[Python-Dev] Algoritmic Complexity Attack on Python

Fri, 30 May 2003 19:07:38 -0400

[Scott Crosby]
> ...
> Have you done benchmarking to prove that string_hash is in fact an
> important hotspot in the python interpreter?

It depends on the specific application, of course.  The overall speed of
dicts is crucial, but in many "namespace" dict apps the strings are
interned, implying (among other things) that a hash code is computed only
once per string.  In those apps the speed of the string hash function isn't
so important.  Overall, though, I'd welcome a faster string hash, and I
agree that Python's isn't particularly zippy.

OTOH, it's just a couple lines of C that run fine on everything from Palm
Pilots to Crays, and have created no portability or maintenance headaches.
Browsing your site, you've got over 100KB of snaky C code to implement
hashing functions, some with known bugs, others with cautions about open
questions wrt platforms with different endianness and word sizes than the
code was initially tested on.  Compared to what Python is using now, that's
a maintenance nightmare.

Note that Python's hash API doesn't return 32 bits, it returns a hash code
of the same size as the native C long.  The multiplication gimmick doesn't
require any pain to do that.

Other points that arise in practical deployment:

+ Python dicts can be indexed by many kinds of immutable objects.
  Strings are just one kind of key, and Python has many hash functions.

+ If I understand what you're selling, the hash code of a given string
  will almost certainly change across program runs.  That's a very
  visible change in semantics, since hash() is a builtin Python
  function available to user code.  Some programs use hash codes to
  index into persistent (file- or database- based) data structures, and
  such code would plain break if the hash code of a string changed
  from one run to the next.  I expect the user-visible hash() would have
  to continue using a predictable function.

+ Some Python apps run for months, and universal hashing doesn't remove
  the possibility of quadratic-time behavior.  If I can poke at a
  long-running app and observe its behavior, over time I can deduce a
  set of keys that collide badly for any hashing scheme fixed when
  the program starts.  In that sense I don't believe this gimmick
  wholly plugs the hole it's trying to plug.
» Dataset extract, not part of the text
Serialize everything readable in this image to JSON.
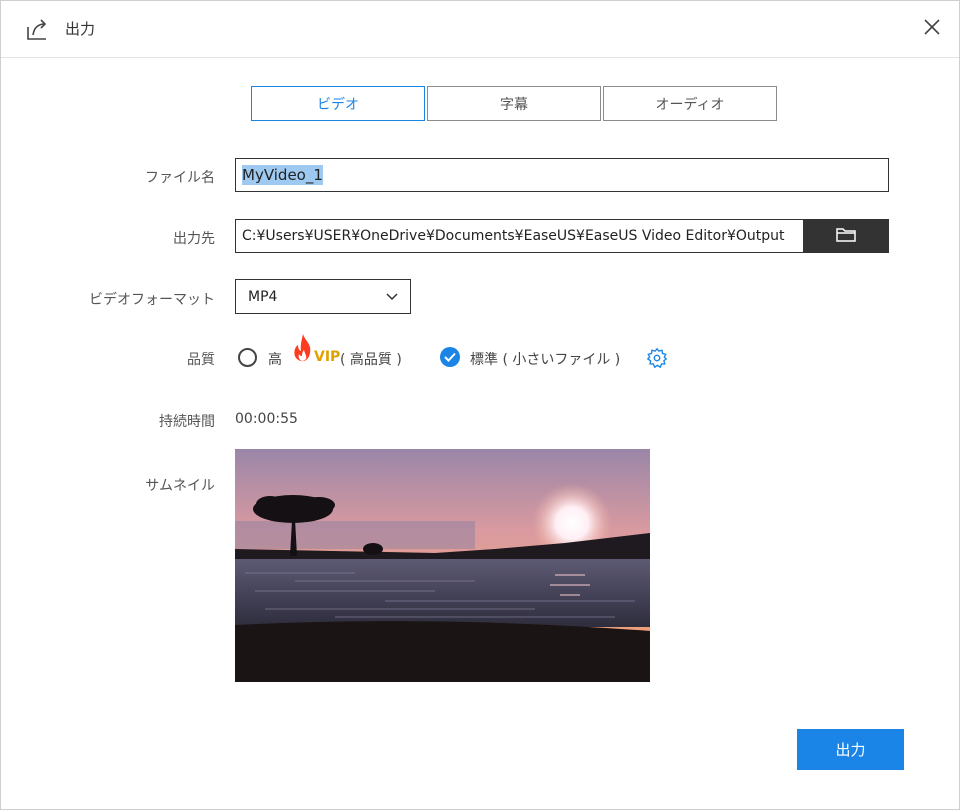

> If so, and doing one modulo operation per string is unacceptable,

If it's mod by a prime, probably.  Some architectures Python runs on require
hundreds of cycles to do an integer mod, and we don't have the resources to
construct custom mod-by-an-int shortcut code for dozens of obscure
architectures.

> then you may wish to consider Jenkin's hash. The linux kernel people
> are switching to using a keyed veriant of Jenkin's hash. However,
> Jenkin's, AFAIK, has no proofs that it is in fact universal. It,
> however, probably is safe.

Nobody writing a Python program *has* to use a dict.  That dicts have
quadratic-time worst-case behavior isn't hidden, and there's no cure for
that short of switching to a data structure with better worst-case bounds.
I certainly agree it's something for programmers to be aware of.  I still
don't see any reason for the core language to care about this, though.